Students can also benefit from links to additional supportive resources. For example, if one expectation of writing an essay is to create a complex thesis statement, linked course documents or other resources could help them review this process. This might take some time to create on the front end, but could save time grading and repeating similar feedback during the grading process. 

Students can also use rubrics to grade past student samples and exemplars prior to submitting their work, as they are often more critical of work produced by their peers than they are of their own. By using this rubric to grade other students, they will become more familiar with how the rubric works in relation to the assignment — allowing them to be more reflective about how their own work might compare to the rubric.

5. Create a collaborative culture of curious thinkers. 

Speaking protocols and thinking routines can help foster a comfortable and collaborative learning environment for students. The goal of these protocols is not to limit speaking or thinking, but to provide a framework that offers explicit strategies for teaching collaboration and enables each student to feel seen, heard, and valued in the classroom. 

By working with speaking protocols to create norms for engaging in debate and discussion in class, teachers can provide students with support for how they might question each other's perspectives in a manner that encourages out-of-the-box thinking. Similarly, frequently prompting students with thinking routines can spark student curiosity by asking them to move beyond seeing content at face value. This encourages them to articulate their process, wonderings, connections, and how their ideas regarding content might have changed or remained the same.

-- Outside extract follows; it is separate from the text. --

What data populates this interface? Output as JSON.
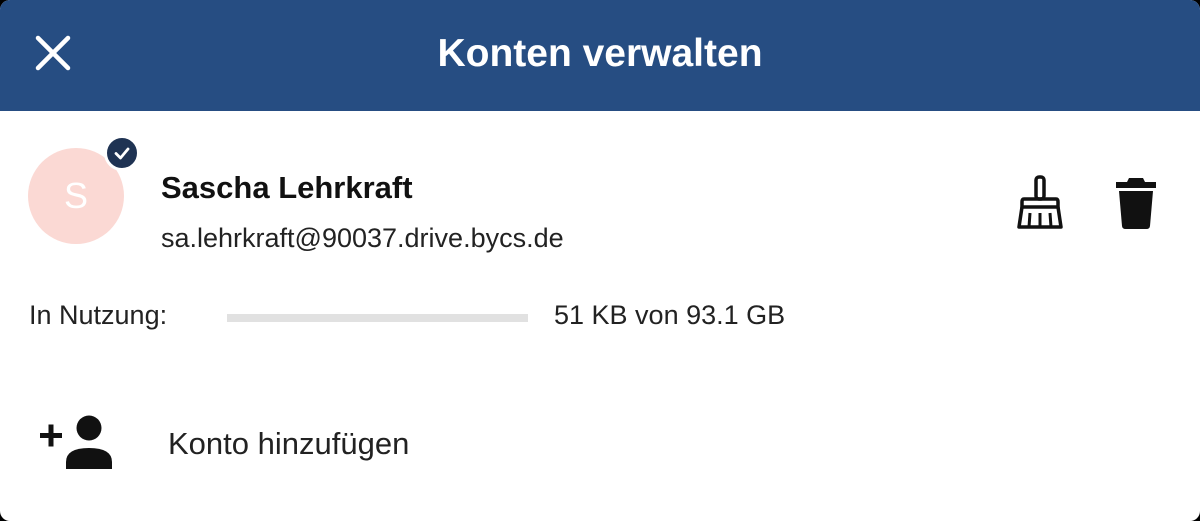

Transparency for Goals and Growth

By setting clear expectations and fostering transparency for learning goals, teachers and students can work together to create impactful student-centered learning experiences that help enhance learning outcomes. As teachers focus on developing content and explicit skills throughout the learning process, students are given the opportunity to develop an iterative and growth-oriented mindset as they build toward long-term goals. The end result: they can grow as critical thinkers and reflective learners.